Ryan Sharp's incredibly well-received Enso Winery has also spun off a line of more affordable wine in his Resonate series, but Sharp's sharp sourcing eye keeps even these "easy and fun" table wines interesting. The current red is Portland's answer to France's "Baby Bandol" style, a neutral-oak-aged mourvedre/cinsault/grenache with plenty of red fruit and earth ($16).

Then there are your graduates of the Portland scene, Grochau Cellars and Bow & Arrow. These producers started small in shared spaces and have expanded. John Grochau's Commuter Cuvée pinot noir is now made out of the city, in McMinnville, in the famed Yamhill Valley pinot noir growing region. A true "pinot for the people" at $16, Commuter at first seems just knockout-rich, but unbristles and unwinds when faced with equally bold food (it took a truffle and shallot burger to coax out some berry subtlety, but there it was).
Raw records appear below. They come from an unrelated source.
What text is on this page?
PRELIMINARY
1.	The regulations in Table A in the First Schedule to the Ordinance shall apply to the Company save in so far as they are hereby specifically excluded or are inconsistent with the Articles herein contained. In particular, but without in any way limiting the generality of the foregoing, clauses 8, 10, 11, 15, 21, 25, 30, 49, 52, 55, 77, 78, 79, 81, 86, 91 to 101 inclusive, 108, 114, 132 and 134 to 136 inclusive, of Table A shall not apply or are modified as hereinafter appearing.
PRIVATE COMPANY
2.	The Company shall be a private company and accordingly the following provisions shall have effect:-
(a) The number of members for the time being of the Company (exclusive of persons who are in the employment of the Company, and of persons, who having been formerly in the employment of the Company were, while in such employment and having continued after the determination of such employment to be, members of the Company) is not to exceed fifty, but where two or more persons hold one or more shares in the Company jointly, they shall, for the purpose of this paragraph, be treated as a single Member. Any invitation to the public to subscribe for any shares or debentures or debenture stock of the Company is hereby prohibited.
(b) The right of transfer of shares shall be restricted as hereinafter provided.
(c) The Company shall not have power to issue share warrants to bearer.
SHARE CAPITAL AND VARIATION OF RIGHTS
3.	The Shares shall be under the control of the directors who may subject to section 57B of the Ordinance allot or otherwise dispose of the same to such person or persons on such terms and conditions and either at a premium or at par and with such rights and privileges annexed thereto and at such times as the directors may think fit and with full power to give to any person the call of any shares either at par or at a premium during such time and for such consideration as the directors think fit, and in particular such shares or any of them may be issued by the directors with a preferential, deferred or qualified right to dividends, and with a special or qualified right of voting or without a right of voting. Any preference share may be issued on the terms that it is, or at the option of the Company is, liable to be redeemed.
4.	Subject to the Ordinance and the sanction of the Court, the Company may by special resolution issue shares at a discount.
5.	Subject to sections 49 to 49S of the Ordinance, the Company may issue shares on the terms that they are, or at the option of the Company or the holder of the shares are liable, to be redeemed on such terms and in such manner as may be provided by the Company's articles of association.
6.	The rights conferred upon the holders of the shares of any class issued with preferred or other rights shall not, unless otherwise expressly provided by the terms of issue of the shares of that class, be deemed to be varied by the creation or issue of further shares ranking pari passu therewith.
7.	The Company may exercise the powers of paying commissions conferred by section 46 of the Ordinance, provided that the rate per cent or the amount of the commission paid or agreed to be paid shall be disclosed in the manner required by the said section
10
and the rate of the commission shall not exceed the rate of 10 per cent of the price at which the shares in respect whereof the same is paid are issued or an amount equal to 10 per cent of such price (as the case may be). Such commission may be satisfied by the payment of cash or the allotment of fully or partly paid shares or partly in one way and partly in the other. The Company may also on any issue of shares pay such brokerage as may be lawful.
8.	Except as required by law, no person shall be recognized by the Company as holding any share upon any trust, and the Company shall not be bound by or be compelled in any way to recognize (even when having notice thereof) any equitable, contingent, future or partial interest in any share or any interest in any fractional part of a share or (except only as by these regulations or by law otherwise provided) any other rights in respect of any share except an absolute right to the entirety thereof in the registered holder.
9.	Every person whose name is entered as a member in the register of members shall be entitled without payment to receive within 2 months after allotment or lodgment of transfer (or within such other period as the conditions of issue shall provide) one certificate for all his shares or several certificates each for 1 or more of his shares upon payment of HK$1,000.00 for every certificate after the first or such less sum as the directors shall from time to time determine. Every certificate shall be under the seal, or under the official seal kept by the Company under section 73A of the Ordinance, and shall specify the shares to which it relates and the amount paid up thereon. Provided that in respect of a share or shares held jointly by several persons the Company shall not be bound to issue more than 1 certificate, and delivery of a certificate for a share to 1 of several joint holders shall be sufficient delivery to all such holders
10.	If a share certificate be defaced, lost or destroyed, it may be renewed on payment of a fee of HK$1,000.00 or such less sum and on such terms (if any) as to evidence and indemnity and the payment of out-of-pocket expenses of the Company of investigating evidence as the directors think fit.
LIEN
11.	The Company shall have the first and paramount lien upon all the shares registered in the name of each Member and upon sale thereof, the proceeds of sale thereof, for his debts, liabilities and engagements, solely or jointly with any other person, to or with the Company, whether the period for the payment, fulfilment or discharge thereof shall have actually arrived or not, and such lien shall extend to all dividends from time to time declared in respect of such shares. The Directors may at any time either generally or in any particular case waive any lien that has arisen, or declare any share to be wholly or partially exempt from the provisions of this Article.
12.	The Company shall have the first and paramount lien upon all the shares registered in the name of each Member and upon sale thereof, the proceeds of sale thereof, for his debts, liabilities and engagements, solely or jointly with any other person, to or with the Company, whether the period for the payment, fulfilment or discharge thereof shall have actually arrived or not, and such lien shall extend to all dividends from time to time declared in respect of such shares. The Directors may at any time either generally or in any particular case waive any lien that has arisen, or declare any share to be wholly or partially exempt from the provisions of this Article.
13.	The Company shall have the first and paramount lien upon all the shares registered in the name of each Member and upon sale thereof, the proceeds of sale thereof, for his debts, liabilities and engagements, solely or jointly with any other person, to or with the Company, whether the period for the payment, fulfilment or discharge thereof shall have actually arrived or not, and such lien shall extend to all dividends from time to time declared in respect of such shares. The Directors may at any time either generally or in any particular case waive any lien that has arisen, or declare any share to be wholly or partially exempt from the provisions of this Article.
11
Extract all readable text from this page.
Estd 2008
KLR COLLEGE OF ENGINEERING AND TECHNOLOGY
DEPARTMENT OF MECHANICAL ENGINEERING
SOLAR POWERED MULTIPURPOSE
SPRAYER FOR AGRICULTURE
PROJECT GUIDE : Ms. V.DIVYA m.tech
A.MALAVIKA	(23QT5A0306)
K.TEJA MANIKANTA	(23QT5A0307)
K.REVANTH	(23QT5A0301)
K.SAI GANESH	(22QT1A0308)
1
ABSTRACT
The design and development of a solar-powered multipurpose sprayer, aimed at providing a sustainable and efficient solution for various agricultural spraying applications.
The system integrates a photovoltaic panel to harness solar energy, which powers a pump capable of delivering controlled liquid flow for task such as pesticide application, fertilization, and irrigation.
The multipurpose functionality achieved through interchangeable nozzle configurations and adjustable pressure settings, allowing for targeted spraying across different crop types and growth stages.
While Grochau moved his operation closer to the vineyards, Bow & Arrow, who once shared the Southeast Wine Collective space, have expanded and moved to NE Sandy. Bow & Arrow's Rhinestones is the perfect holiday wine. A blend of gamay and pinot noir, it resembles both wines in subtlety, lightness, and balance, but plays up the potential of each with qualities of tobacco, earth spice, and light berry-skin fuzziness in a way that's great for the Thanksgiving table ($23).

With wine like this, it won't be long before the family wants to visit Portland just for the wine scene. And they should. As Baker puts it, "People might say, 'Oh, there's no vineyard right next door? No scenic views?' No. It's not bucolic, but hey—you get a nice high-foot-traffic area, people can walk around from winery to winery—life is good."

So put on your sneakers, go outside, and head in any direction. When you find somebody making wine, buy a bottle or a case. That's the story people are looking for to slake their curiosity and their thirst, and now it's yours to tell.